Ryan is a millionaire – one of the most affluent members of Congress – chiefly owing to a series of inheritances from his own family and the family of his wife, an Oklahoma heiress. And like Romney, he would certainly benefit from the tax proposals in the “Ryan budget,” which provides even greater benefits for wealthy families like his own than the Bush budgets that he supported during the past decade. The Romney-Ryan ticket’s chief policy preoccupation, in fact, is cutting their own taxes yet again while gutting government functions that serve the middle class (while raising taxes on them).

But the self-serving short-sightedness epitomized by Ryan’s ideas extends well beyond cutting taxes for himself and people like him. Consider his voting record on energy and environmental issues, where he has been a faithful servant of Big Oil and “skeptic” of climate change caused by carbon emissions.

That record happens to coincide perfectly with the interests of his wife Janna and her father, a lawyer representing oil and gas interests. Ryan and his wife have already inherited millions of dollars from a trust established by her family; and they own shares in several companies leasing property in Oklahoma and Texas to energy firms that benefit from taxpayer subsidies protected in Ryan’s budget. Although Ryan occasionally complains about “corporate welfare,” he and Romney both oppose any reduction in the multi-billion-dollar tax breaks enjoyed by the oil and gas industry.

As for Ryan’s own inherited wealth, it is money that mostly came from the huge construction company established by his great-grandfather in the 19th century. Ryan Incorporated’s success grew from the construction of railroads, then highways, airports, bridges and other basic public infrastructure – in short, from government contracts. (Its website proudly outlines the company history and notes that today “the Company performs residential, commercial, industrial and power site work, landfill construction and capping and full-service golf course building/remodeling for both public and private customers.”

But while Ryan benefited personally from more than a century of construction that helped to create American society and a prosperous middle class, his budget serves only the super-rich generation of termites who would allow U.S. infrastructure to crumble, rather than provide sufficient resources to maintain and modernize it. Should the Ryan budget ever become law, very little or no federal money will remain available in future decades for such basic purposes of government. That is fine with him, evidently because Ryan’s own fortunes are no longer tied to the family construction business. (His cousins who still run the company would be wise to vote for anyone but him.)

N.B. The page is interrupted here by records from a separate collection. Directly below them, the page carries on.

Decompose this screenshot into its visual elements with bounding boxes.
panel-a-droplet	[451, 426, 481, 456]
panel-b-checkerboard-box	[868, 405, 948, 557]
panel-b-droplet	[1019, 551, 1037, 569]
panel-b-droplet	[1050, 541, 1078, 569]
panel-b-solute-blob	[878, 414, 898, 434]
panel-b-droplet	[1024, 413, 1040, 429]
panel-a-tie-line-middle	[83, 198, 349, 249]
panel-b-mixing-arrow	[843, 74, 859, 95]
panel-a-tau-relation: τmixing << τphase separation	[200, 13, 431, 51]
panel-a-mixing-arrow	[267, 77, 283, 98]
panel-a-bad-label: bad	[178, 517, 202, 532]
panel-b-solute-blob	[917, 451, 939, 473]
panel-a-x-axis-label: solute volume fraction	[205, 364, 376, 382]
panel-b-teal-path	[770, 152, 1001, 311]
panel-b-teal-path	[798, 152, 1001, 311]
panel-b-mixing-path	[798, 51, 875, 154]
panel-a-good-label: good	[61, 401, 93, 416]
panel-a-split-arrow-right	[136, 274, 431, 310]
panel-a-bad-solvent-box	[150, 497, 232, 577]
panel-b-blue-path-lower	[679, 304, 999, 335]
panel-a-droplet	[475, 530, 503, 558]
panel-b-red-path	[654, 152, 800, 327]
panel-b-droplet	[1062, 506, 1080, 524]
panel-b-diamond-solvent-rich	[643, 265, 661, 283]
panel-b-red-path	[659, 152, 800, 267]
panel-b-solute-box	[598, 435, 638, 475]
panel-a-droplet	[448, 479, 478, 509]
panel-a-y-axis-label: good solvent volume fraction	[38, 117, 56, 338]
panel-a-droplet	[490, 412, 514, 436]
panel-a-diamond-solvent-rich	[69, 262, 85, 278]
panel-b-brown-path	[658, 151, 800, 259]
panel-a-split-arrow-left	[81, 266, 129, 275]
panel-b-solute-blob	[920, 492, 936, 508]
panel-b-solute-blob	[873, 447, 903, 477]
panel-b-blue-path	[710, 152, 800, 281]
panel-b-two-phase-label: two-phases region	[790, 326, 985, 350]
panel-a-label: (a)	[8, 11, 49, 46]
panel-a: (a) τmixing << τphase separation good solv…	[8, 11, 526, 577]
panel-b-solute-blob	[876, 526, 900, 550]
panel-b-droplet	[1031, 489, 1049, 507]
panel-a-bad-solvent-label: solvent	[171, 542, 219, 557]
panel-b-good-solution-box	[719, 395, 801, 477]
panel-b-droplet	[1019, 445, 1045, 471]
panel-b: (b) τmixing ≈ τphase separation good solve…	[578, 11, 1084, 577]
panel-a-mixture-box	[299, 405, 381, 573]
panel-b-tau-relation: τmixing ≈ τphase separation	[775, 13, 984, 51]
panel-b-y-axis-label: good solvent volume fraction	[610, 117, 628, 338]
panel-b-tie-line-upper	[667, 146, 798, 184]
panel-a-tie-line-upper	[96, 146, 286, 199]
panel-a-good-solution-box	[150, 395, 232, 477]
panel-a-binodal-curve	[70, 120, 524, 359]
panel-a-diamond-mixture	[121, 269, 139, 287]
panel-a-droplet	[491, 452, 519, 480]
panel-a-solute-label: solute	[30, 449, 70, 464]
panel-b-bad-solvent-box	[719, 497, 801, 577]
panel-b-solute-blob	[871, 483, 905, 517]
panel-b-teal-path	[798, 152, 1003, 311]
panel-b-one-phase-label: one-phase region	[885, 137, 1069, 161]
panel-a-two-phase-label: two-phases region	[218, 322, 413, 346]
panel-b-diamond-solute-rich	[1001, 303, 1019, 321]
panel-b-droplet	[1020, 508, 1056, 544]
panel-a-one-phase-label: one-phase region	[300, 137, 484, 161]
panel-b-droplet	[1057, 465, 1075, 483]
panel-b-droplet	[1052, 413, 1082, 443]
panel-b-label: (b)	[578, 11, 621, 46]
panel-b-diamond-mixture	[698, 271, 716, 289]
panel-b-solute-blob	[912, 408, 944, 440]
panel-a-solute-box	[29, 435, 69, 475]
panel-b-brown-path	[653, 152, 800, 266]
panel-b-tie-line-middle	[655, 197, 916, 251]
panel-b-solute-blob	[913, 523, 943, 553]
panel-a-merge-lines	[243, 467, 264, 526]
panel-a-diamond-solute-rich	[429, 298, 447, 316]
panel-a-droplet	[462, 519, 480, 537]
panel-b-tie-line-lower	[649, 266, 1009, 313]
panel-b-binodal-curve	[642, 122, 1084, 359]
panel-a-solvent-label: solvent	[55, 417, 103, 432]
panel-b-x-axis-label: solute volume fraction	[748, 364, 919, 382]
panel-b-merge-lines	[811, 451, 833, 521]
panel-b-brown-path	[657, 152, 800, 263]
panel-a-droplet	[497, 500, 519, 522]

Then there is Ryan’s longtime obsession with abolishing Social Security as a public insurance system, which first drew attention to him during the Bush administration in 2005. The Bush White House suffered political disaster by pursuing a privatization plan as he urged them to do. Strangely, while Ryan is decades away from retirement age, he has already collected Social Security in the form of survivor benefits. For two years he received a check every month, following the tragic early death of his father when the future Congressman was only 16 years old.

Thanks to Social Security, Ryan was able to save money for college – a story similar to that of Senator Al Franken’s wife Franni, who lost her father at an early age and attended college thanks to federal survivor benefits. But while Franni Franken’s experience ensured that she and her husband became staunch defenders of Social Security, Ryan is eager to deprive future orphans of the guaranteed support that he received.

If selfishness is truly a virtue, then Ryan is without peer. His ideas comprise a taxonomy of narcissistic public policy – from taxes to climate change, infrastructure, and social insurance — that would surely gratify his idol.